In the case of two grouping variables (Material and Treatment) we can define the following conditions:
- Same Material, different treatment (Comparisons inside Group)
- Different Material, same treatment (Comparisons between Groups)
Both are valid comparisons because only one condition is changed.
If we would have more then two grouping Variables, e.g. Material, Treatment and Operator we can define the following conditions:
- Same Material, same Treatment but different Operator
- Same Material, different Treatment and same Operator
- different Material, same Treatment and same Operator
What if we would have more then three grouping variables? Okay, I think it would get messy and I would wonder why the researcher did such a study design, but sometimes it could be the case.
The Goal:
Create a function which can adapt to two, three or potentially more grouping variables.
My Approach
I use this code to create a mock-up dataframe:
set.seed(0)
# Create a dummy dataframe
df <- expand.grid(
measurement = 1:10,
material = c("A", "B", "C"),
treatment = 1:3
)
df$measurement <- rnorm(nrow(df))
df$operator <- rep(c("TM", "CX"), each = 5, length.out = nrow(df))

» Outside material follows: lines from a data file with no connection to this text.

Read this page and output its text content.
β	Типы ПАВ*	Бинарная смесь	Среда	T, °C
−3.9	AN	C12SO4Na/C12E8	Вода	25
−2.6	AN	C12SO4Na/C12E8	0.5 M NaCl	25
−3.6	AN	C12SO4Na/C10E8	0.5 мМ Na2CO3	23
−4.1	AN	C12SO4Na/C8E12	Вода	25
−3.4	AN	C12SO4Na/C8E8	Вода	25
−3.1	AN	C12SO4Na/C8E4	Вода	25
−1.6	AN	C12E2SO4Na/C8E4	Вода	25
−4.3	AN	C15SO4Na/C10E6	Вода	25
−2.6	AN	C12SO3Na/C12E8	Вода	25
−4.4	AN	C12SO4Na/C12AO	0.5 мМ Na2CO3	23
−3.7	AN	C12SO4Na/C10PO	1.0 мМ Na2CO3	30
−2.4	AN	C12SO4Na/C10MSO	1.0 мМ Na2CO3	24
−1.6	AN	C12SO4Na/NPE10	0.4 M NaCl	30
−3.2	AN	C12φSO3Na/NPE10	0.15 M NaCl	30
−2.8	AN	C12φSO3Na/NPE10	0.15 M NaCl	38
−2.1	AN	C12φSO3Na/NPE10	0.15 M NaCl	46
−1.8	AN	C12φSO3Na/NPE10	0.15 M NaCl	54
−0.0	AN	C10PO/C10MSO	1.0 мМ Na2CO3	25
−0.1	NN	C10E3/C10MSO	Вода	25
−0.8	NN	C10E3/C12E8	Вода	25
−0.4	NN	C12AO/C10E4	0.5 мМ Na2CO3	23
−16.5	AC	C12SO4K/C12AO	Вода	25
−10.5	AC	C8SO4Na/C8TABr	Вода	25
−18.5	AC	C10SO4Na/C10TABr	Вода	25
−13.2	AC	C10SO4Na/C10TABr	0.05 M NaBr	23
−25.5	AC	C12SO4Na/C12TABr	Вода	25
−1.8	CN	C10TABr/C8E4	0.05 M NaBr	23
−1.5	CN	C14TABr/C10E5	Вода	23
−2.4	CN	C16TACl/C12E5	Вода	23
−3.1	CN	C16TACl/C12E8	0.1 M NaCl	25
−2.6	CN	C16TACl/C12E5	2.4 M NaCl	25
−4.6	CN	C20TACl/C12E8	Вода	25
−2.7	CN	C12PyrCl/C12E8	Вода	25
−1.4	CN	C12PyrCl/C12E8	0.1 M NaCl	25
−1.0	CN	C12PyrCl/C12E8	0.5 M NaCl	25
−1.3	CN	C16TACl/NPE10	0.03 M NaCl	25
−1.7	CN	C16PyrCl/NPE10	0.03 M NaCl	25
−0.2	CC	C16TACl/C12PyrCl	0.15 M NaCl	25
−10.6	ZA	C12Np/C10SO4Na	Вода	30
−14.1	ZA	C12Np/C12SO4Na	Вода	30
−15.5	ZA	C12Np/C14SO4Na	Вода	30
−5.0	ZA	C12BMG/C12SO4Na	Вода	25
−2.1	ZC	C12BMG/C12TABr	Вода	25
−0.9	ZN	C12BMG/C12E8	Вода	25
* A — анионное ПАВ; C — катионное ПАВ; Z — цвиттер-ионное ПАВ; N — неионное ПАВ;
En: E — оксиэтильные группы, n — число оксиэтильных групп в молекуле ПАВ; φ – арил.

This dataframe results in the following plot:
ggplot(data = df,
aes(x = factor(treatment),
y = measurement,
color = material))+
geom_boxplot() +
geom_jitter(width = 0.1,
data = df, aes(color = operator),
size = 3) +
facet_grid(~ material) +
theme_classic()
As you can see we have three Material groups and three Treatments per Material and two Operators which were examining the data. From my standpoint of view it makes sense to test every Treatment against each other inside the Material group. But it would not be valid, at least that's what I think, to test Material A
with Treatment 1
against Material B
with Treatment 2
.
In the case where we have three grouping variables the plot would look like this (please note that I used the ggh4x
library to create nested facets) :
ggplot(data = df,
aes(x = factor(treatment),
y = measurement,
color = material))+
geom_boxplot() +
geom_jitter(width = 0.1,
data = df, aes(color = operator),
size = 3,
alpha = 0.5) +
ggh4x::facet_nested(~ material + operator) +
theme_classic()
To test weather the operator has an influence on the results, we would only test same material same treatment but different operator, right? So only one variable is changing.
For the first example with only two grouping variables my function to check weather a given combination of grouping variables is as follows:
First create a dataframe with all possible combinations:
combinations <- expand.grid(Group = levels(factor(df$material)),
Subgroup = levels(factor(df$treatment)),
stringsAsFactors = F)
now the function I came up with:
# A function that takes two rows of group and subgroup as input and returns
# TRUE and the appropriate groups and subgroup if the two rows represent a valid comparison
is_valid_comparison <- function(row1, row2) {
# Condition 1: Same group, different subgroup1
if (row1$group == row2$group &&
row1$subgroup1 != row2$subgroup1) {
return(list(isValid = TRUE,
Group1 = row1$group,
Subgroup1 = row1$subgroup1,
Group2 = row2$group,
Subgroup2 = row2$subgroup1))
}
# Condition 2: Different group, same subgroup1
if (row1$group != row2$group &&
row1$subgroup1 == row2$subgroup1) {
return(list(isValid = TRUE,
Group1 = row1$group,
Subgroup1 = row1$subgroup1,
Group2 = row2$group,
Subgroup2 = row2$subgroup1))
}
# If none of the conditions are satisfied, return FALSE
return(FALSE)
}
To test this we can use this naive for loop which iterates over the rows of the combinations
dataframe:
# Loop over all pairs of rows
for (i in 1:nrow(combinations)) {
for (j in 1:nrow(combinations)) {
if (j < i) {
next
}
# Check if the pair of rows represents a valid comparison
if (is_valid_comparison(combinations[i,], combinations[j,])[[1]]) {
print(paste('Valid:',
is_valid_comparison(combinations[i,], combinations[j,])$Group1,
is_valid_comparison(combinations[i,], combinations[j,])$Subgroup1,
'vs.',
is_valid_comparison(combinations[i,], combinations[j,])$Group2,
is_valid_comparison(combinations[i,], combinations[j,])$Subgroup2))
}
}
}
My Goal
To make my function is_valid_comparison
more versatile if one would have more then two grouping variables. The user has to supply to the function in descending order the grouping variables. By descending I mean in this case: Material
, Treatment
and Operator
. Material being the first and Operator being the last variable which is used to subgroup the data.
What I need
Help in understanding how I can change the code so that it is adaptive to the number of "levels" of sub grouping and how we can make the logic conditions more versatile. Since right now it is pretty hard coded regarding the names of the columns of grouping variables or to be more precise in the creation of the expand.grid
function for the combinations.
If I can supply you with more information or if you have any questions, I will gladly add those or answer. I hope I could describe my problem sufficiently enough so someone can nudge me in the right direction.
Best TMC